Euthanasia
A concrete proposal
Statement of the Dicastery for Laity, Family and Life in relation to the Vincent Lambert affair
Vincent Lambert has died. It is time, more than ever, to pray. He was deprived of any human chance of survival when he could have been supported. As we read in the Holy Father's tweet on Wednesday 10 July, when we have a patient who is not dying but who is sick and in a stable clinical condition, medicine would, by definition, be required to serve life, not take it away. However, following this latest dramatic episode in which the world has once again been stunned by the inexplicably relentless suppression of innocent and fragile human life, praying is not the only thing we can do. There is another aspect on which we urgently need to seriously and responsibly reflect. Behind these senseless events there is not only the inability to discern the true human good, but there is a consistent demand for public legitimisation of choices made against life which are implemented through ad hoc laws and judicial decisions. They introduce an ever-increasing number of exceptions to the fundamental legal principle of the protection of human life. Grave, dangerous and repeated exceptions, which rapidly become normal and definitively distort the sense of justice and the function of law.
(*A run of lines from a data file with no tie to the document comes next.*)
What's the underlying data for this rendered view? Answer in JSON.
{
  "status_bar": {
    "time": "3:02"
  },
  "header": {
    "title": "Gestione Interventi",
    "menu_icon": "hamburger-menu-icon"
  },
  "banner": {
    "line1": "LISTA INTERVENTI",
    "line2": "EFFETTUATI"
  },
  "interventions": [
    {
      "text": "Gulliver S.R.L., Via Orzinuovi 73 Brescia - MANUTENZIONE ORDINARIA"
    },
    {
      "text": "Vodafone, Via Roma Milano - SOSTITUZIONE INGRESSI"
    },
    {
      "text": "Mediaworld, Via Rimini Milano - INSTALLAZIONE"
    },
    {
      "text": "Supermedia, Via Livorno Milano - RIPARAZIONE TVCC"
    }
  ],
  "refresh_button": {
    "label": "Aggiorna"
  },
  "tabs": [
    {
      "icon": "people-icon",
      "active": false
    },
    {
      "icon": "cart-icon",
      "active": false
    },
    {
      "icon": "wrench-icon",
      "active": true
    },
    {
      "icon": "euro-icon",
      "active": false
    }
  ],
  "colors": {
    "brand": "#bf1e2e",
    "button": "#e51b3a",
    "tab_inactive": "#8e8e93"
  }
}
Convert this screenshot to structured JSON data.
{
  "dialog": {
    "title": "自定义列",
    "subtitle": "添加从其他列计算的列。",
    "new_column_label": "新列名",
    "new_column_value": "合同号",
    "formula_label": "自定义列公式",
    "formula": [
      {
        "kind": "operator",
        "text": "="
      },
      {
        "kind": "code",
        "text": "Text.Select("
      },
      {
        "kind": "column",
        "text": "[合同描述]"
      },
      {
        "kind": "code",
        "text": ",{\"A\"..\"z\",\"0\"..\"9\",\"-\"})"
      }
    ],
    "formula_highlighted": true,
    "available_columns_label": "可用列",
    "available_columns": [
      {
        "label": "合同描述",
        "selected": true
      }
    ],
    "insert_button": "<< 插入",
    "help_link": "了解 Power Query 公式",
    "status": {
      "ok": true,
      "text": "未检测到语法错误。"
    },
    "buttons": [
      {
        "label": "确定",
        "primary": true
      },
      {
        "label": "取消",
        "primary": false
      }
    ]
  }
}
The law serves to safeguard human co-existence, our being in the world side by side, whatever our condition, in health or illness, frailty or incapacity. In any society, law is designed to protect life and not to deny or violate it. That is why it is never lawful to induce death. For this reason, the inviolability of every human life is a universal, secular, objective juridical principle, an insuppressible good that no one must think of violating. It is now urgent, at an international level, to launch a serious and authoritative reflection on what is happening in the name of a right that distorts the inter-relational dimension of human beings. We must commit ourselves to making it a just right again. An authentic right. And we must do so immediately.